Myanmar: Hentikan Pengerahan dan Penggunaan Tentara Anak

Para Anggota Baru di Bawah Umur Dikirim ke Pelatihan Militer dan Garis Depan

Sejumlah personel militer berpartisipasi dalam parade pada Hari Angkatan Bersenjata di Naypyidaw, Myanmar, 27 Maret 2021. © AP Photo

(Bangkok) – Pengerahan dan penggunaan tentara anak oleh militer Myanmar telah melonjak sejak kudeta tahun 2021, termasuk sejumlah besar yang direkrut setelah junta memberlakukan undang-undang wajib militer pada Februari 2024, kata Human Rights Watch hari ini.

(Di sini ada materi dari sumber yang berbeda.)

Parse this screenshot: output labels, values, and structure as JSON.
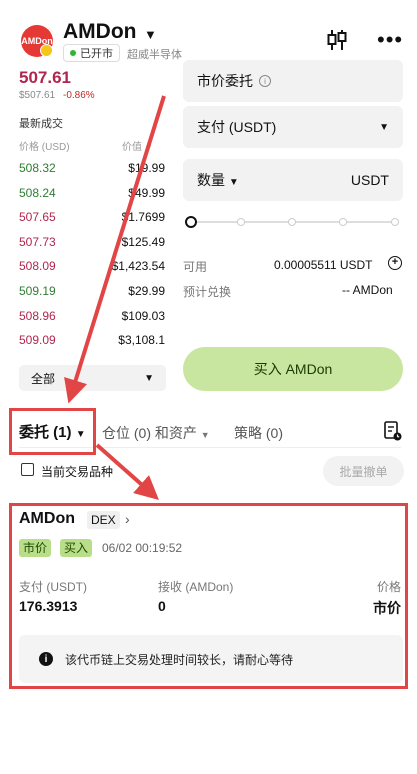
{
  "header": {
    "logo_text": "AMDon",
    "title": "AMDon",
    "status": "已开市",
    "sector": "超威半导体"
  },
  "quote": {
    "price": "507.61",
    "sub_price": "$507.61",
    "change": "-0.86%"
  },
  "trades": {
    "title": "最新成交",
    "col_price": "价格 (USD)",
    "col_value": "价值",
    "rows": [
      {
        "price": "508.32",
        "value": "$19.99",
        "color": "green"
      },
      {
        "price": "508.24",
        "value": "$49.99",
        "color": "green"
      },
      {
        "price": "507.65",
        "value": "$1.7699",
        "color": "red"
      },
      {
        "price": "507.73",
        "value": "$125.49",
        "color": "red"
      },
      {
        "price": "508.09",
        "value": "$1,423.54",
        "color": "red"
      },
      {
        "price": "509.19",
        "value": "$29.99",
        "color": "green"
      },
      {
        "price": "508.96",
        "value": "$109.03",
        "color": "red"
      },
      {
        "price": "509.09",
        "value": "$3,108.1",
        "color": "red"
      }
    ],
    "filter": "全部"
  },
  "form": {
    "order_type": "市价委托",
    "pay": "支付 (USDT)",
    "qty_label": "数量",
    "qty_unit": "USDT",
    "slider_percent": 0,
    "avail_label": "可用",
    "avail_value": "0.00005511 USDT",
    "est_label": "预计兑换",
    "est_value": "-- AMDon",
    "buy_button": "买入 AMDon"
  },
  "tabs": {
    "orders": "委托 (1)",
    "positions": "仓位 (0) 和资产",
    "strategy": "策略 (0)"
  },
  "filters": {
    "current_pair": "当前交易品种",
    "batch_cancel": "批量撤单"
  },
  "order": {
    "name": "AMDon",
    "venue": "DEX",
    "type_tag": "市价",
    "side_tag": "买入",
    "time": "06/02 00:19:52",
    "pay_label": "支付 (USDT)",
    "pay_value": "176.3913",
    "recv_label": "接收 (AMDon)",
    "recv_value": "0",
    "price_label": "价格",
    "price_value": "市价",
    "notice": "该代币链上交易处理时间较长，请耐心等待"
  },
  "colors": {
    "annotation": "#e24545",
    "buy_button": "#c8e6a0",
    "up": "#2e7d32",
    "down": "#b0264e"
  }
}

Pada 19 Juni 2025, Sekretaris Jenderal Perserikatan Bangsa-Bangsa (PBB) melaporkan bahwa pihaknya telah melakukan verifikasi sebanyak 2.138 pelanggaran berat terhadap anak-anak dalam konflik bersenjata di Myanmar pada tahun 2024, termasuk pengerahan anak-anak, dengan sekitar 1.200 pelanggaran lain yang masih dalam proses verifikasi.

Sejak kudeta, PBB telah melakukan verifikasi terhadap lebih dari 1.800 kasus pengerahan anak-anak berusia 12 tahun oleh junta dan pasukan yang terafiliasi dengannya, meskipun mencatat bahwa "kasus-kasus tersebut kemungkinan besar tidak dilaporkan secara signifikan karena berbagai tantangan dalam proses pemantauan dan ketakutan akan pembalasan." Beberapa kelompok masyarakat sipil setempat dan aktivis oposisi mengatakan kepada Human Rights Watch bahwa tentara anak telah ditemukan di antara para petempur yang ditangkap dan pembelot militer. Para perekrut militer telah menculik atau mengerahkan anak-anak secara oportunis saat anak-anak itu tidak ditemani, mengungsi, atau sedang bekerja, dan kemudian menyembunyikan atau gagal melakukan verifikasi terhadap usia mereka. Pihak militer telah mengirim anak-anak ke garis depan dan menggunakan mereka sebagai pemandu, kuli angkut, dan terkadang sebagai perisai manusia.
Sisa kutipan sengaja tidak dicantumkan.